In Vitro Structure-Activity Relationship Stability Study of Antisense Oligonucleotide Therapeutics Using Biological Matrices and Nucleases.

The primary degradation pathway for antisense oligonucleotides (ASOs) involves endonuclease and exonuclease-mediated breakdown. The effect of various chemical modifications on the stability of oligonucleotides has not been systematically investigated. The aim of this study was to develop in vitro assays to predict in vivo metabolism of ASOs. Stability studies of ASOs with varying phosphorothioate/phosphodiester (PS/PO) content were conducted using nucleolytic matrices (snake venom 3'-exonuclease phosphodiesterase I [PDEI], mouse serum, and mouse liver homogenate) and analyzed by gel electrophoresis and liquid chromatography with ultraviolet and mass spectrometry detection (LC-UV/MS). Both sequence composition and backbone chemistry play important roles in influencing the stability of ASOs.
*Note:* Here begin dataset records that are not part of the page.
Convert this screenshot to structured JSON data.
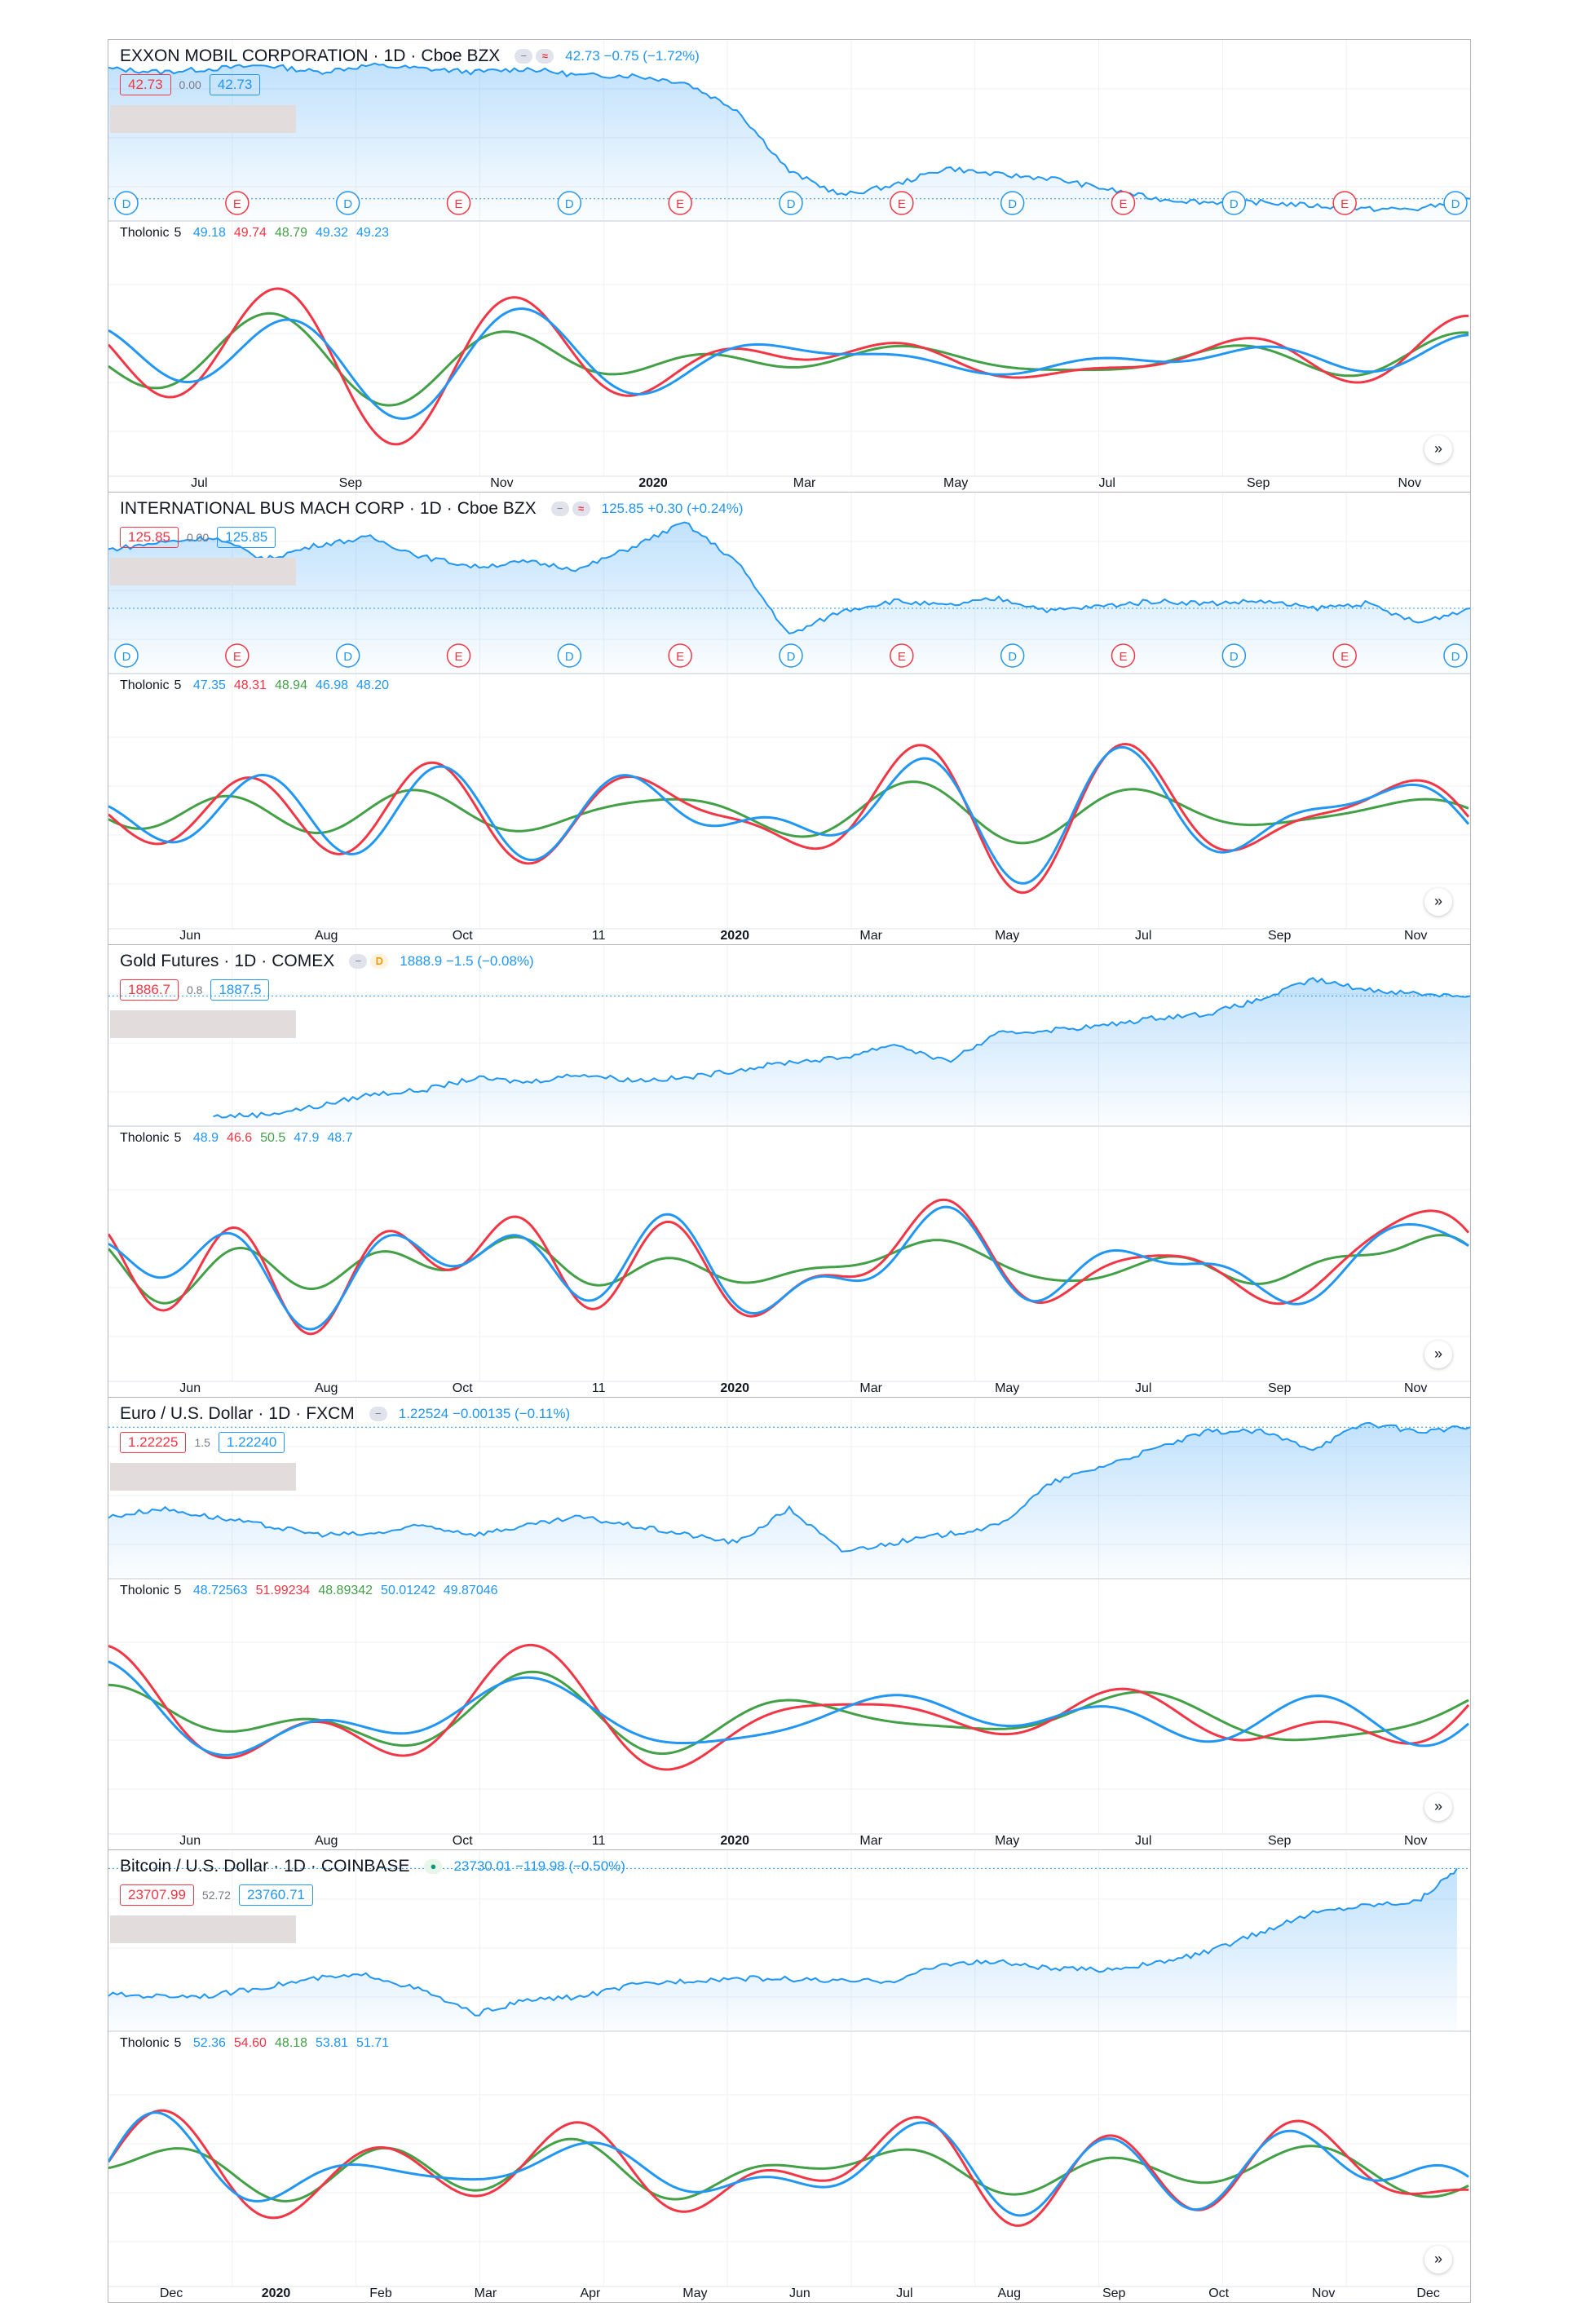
{
  "colors": {
    "price": "#2196f3",
    "fill": "#2196f3",
    "osc_blue": "#2196f3",
    "osc_red": "#f23645",
    "osc_green": "#43a047",
    "grid": "#eef0f3",
    "sep": "#e0e3eb",
    "event_e": "#f23645",
    "event_d": "#2196f3"
  },
  "panels": [
    {
      "symbol": "EXXON MOBIL CORPORATION",
      "interval": "1D",
      "exchange": "Cboe BZX",
      "badges": [
        {
          "text": "−",
          "kind": "gray"
        },
        {
          "text": "≈",
          "kind": "red"
        }
      ],
      "quote": "42.73 −0.75 (−1.72%)",
      "bid": "42.73",
      "spread": "0.00",
      "ask": "42.73",
      "indicator": {
        "name": "Tholonic",
        "length": "5",
        "values": [
          "49.18",
          "49.74",
          "48.79",
          "49.32",
          "49.23"
        ]
      },
      "time_axis": [
        "Jul",
        "Sep",
        "Nov",
        "2020",
        "Mar",
        "May",
        "Jul",
        "Sep",
        "Nov"
      ],
      "year_label": "2020",
      "events": [
        "D",
        "E",
        "D",
        "E",
        "D",
        "E",
        "D",
        "E",
        "D",
        "E",
        "D",
        "E",
        "D"
      ],
      "chart_data": {
        "type": "line",
        "title": "EXXON MOBIL CORPORATION",
        "ylim": [
          28,
          78
        ],
        "x": [
          0,
          20,
          40,
          60,
          80,
          100,
          120,
          140,
          160,
          180,
          200,
          220,
          240,
          260,
          280,
          300,
          320,
          340,
          360,
          380,
          400,
          420,
          440,
          460,
          480,
          500,
          520
        ],
        "close": [
          72,
          71,
          72,
          73,
          71,
          73,
          72,
          71,
          72,
          70,
          70,
          68,
          60,
          42,
          35,
          38,
          43,
          41,
          40,
          37,
          34,
          33,
          33,
          32,
          31,
          31,
          34
        ]
      }
    },
    {
      "symbol": "INTERNATIONAL BUS MACH CORP",
      "interval": "1D",
      "exchange": "Cboe BZX",
      "badges": [
        {
          "text": "−",
          "kind": "gray"
        },
        {
          "text": "≈",
          "kind": "red"
        }
      ],
      "quote": "125.85 +0.30 (+0.24%)",
      "bid": "125.85",
      "spread": "0.00",
      "ask": "125.85",
      "indicator": {
        "name": "Tholonic",
        "length": "5",
        "values": [
          "47.35",
          "48.31",
          "48.94",
          "46.98",
          "48.20"
        ]
      },
      "time_axis": [
        "Jun",
        "Aug",
        "Oct",
        "11",
        "2020",
        "Mar",
        "May",
        "Jul",
        "Sep",
        "Nov"
      ],
      "year_label": "2020",
      "events": [
        "D",
        "E",
        "D",
        "E",
        "D",
        "E",
        "D",
        "E",
        "D",
        "E",
        "D",
        "E",
        "D"
      ],
      "chart_data": {
        "type": "line",
        "title": "INTERNATIONAL BUS MACH CORP",
        "ylim": [
          95,
          165
        ],
        "x": [
          0,
          20,
          40,
          60,
          80,
          100,
          120,
          140,
          160,
          180,
          200,
          220,
          240,
          260,
          280,
          300,
          320,
          340,
          360,
          380,
          400,
          420,
          440,
          460,
          480,
          500,
          520
        ],
        "close": [
          145,
          148,
          150,
          141,
          147,
          150,
          142,
          138,
          140,
          137,
          146,
          156,
          140,
          110,
          120,
          124,
          122,
          125,
          120,
          122,
          124,
          123,
          124,
          121,
          123,
          115,
          121
        ]
      }
    },
    {
      "symbol": "Gold Futures",
      "interval": "1D",
      "exchange": "COMEX",
      "badges": [
        {
          "text": "−",
          "kind": "gray"
        },
        {
          "text": "D",
          "kind": "orange"
        }
      ],
      "quote": "1888.9 −1.5 (−0.08%)",
      "bid": "1886.7",
      "spread": "0.8",
      "ask": "1887.5",
      "indicator": {
        "name": "Tholonic",
        "length": "5",
        "values": [
          "48.9",
          "46.6",
          "50.5",
          "47.9",
          "48.7"
        ]
      },
      "time_axis": [
        "Jun",
        "Aug",
        "Oct",
        "11",
        "2020",
        "Mar",
        "May",
        "Jul",
        "Sep",
        "Nov"
      ],
      "year_label": "2020",
      "events": [],
      "chart_data": {
        "type": "line",
        "title": "Gold Futures",
        "ylim": [
          1250,
          2100
        ],
        "x": [
          40,
          60,
          80,
          100,
          120,
          140,
          160,
          180,
          200,
          220,
          240,
          260,
          280,
          300,
          320,
          340,
          360,
          380,
          400,
          420,
          440,
          460,
          480,
          500,
          520
        ],
        "close": [
          1290,
          1300,
          1340,
          1400,
          1420,
          1480,
          1460,
          1500,
          1470,
          1480,
          1520,
          1560,
          1580,
          1650,
          1560,
          1700,
          1720,
          1740,
          1780,
          1800,
          1870,
          1970,
          1920,
          1900,
          1888
        ]
      }
    },
    {
      "symbol": "Euro / U.S. Dollar",
      "interval": "1D",
      "exchange": "FXCM",
      "badges": [
        {
          "text": "−",
          "kind": "gray"
        }
      ],
      "quote": "1.22524 −0.00135 (−0.11%)",
      "bid": "1.22225",
      "spread": "1.5",
      "ask": "1.22240",
      "indicator": {
        "name": "Tholonic",
        "length": "5",
        "values": [
          "48.72563",
          "51.99234",
          "48.89342",
          "50.01242",
          "49.87046"
        ]
      },
      "time_axis": [
        "Jun",
        "Aug",
        "Oct",
        "11",
        "2020",
        "Mar",
        "May",
        "Jul",
        "Sep",
        "Nov"
      ],
      "year_label": "2020",
      "events": [],
      "chart_data": {
        "type": "line",
        "title": "Euro / U.S. Dollar",
        "ylim": [
          1.05,
          1.25
        ],
        "x": [
          0,
          20,
          40,
          60,
          80,
          100,
          120,
          140,
          160,
          180,
          200,
          220,
          240,
          260,
          280,
          300,
          320,
          340,
          360,
          380,
          400,
          420,
          440,
          460,
          480,
          500,
          520
        ],
        "close": [
          1.12,
          1.13,
          1.12,
          1.11,
          1.1,
          1.1,
          1.11,
          1.1,
          1.11,
          1.12,
          1.11,
          1.1,
          1.09,
          1.13,
          1.08,
          1.09,
          1.1,
          1.11,
          1.16,
          1.18,
          1.2,
          1.22,
          1.22,
          1.2,
          1.23,
          1.22,
          1.225
        ]
      }
    },
    {
      "symbol": "Bitcoin / U.S. Dollar",
      "interval": "1D",
      "exchange": "COINBASE",
      "badges": [
        {
          "text": "●",
          "kind": "green"
        }
      ],
      "quote": "23730.01 −119.98 (−0.50%)",
      "bid": "23707.99",
      "spread": "52.72",
      "ask": "23760.71",
      "indicator": {
        "name": "Tholonic",
        "length": "5",
        "values": [
          "52.36",
          "54.60",
          "48.18",
          "53.81",
          "51.71"
        ]
      },
      "time_axis": [
        "Dec",
        "2020",
        "Feb",
        "Mar",
        "Apr",
        "May",
        "Jun",
        "Jul",
        "Aug",
        "Sep",
        "Oct",
        "Nov",
        "Dec"
      ],
      "year_label": "2020",
      "events": [],
      "chart_data": {
        "type": "line",
        "title": "Bitcoin / U.S. Dollar",
        "ylim": [
          3000,
          25000
        ],
        "x": [
          0,
          20,
          40,
          60,
          80,
          100,
          120,
          140,
          160,
          180,
          200,
          220,
          240,
          260,
          280,
          300,
          320,
          340,
          360,
          380,
          400,
          420,
          440,
          460,
          480,
          500,
          515
        ],
        "close": [
          7500,
          7300,
          7400,
          8500,
          9600,
          10000,
          8000,
          5000,
          6800,
          7200,
          8700,
          9300,
          9600,
          9500,
          9200,
          9300,
          11500,
          11700,
          10800,
          10700,
          11500,
          13000,
          15500,
          18000,
          19000,
          19500,
          23700
        ]
      }
    }
  ]
}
Nucleolytic sensitivity observed with PDEI and mouse serum shows that ASOs with one PO modification in the backbone have higher stability than ASOs having two or three PO links, and with a lower PO content, the sequence has a larger influence on stability. Furthermore, the impact of a 5-methylcytidine nucleoside (C) on stability was observed. When the PO link was located after C (from 3' end), resistance toward nuclease hydrolysis increased, while the PO modification being before C had no protective effect. Employing nucleases and comparing stability data with matrices of animal origin holds promise for a future fast-track assessment of drug stability, enabling the efficient selection of optimal drug candidates for subsequent in vivo studies.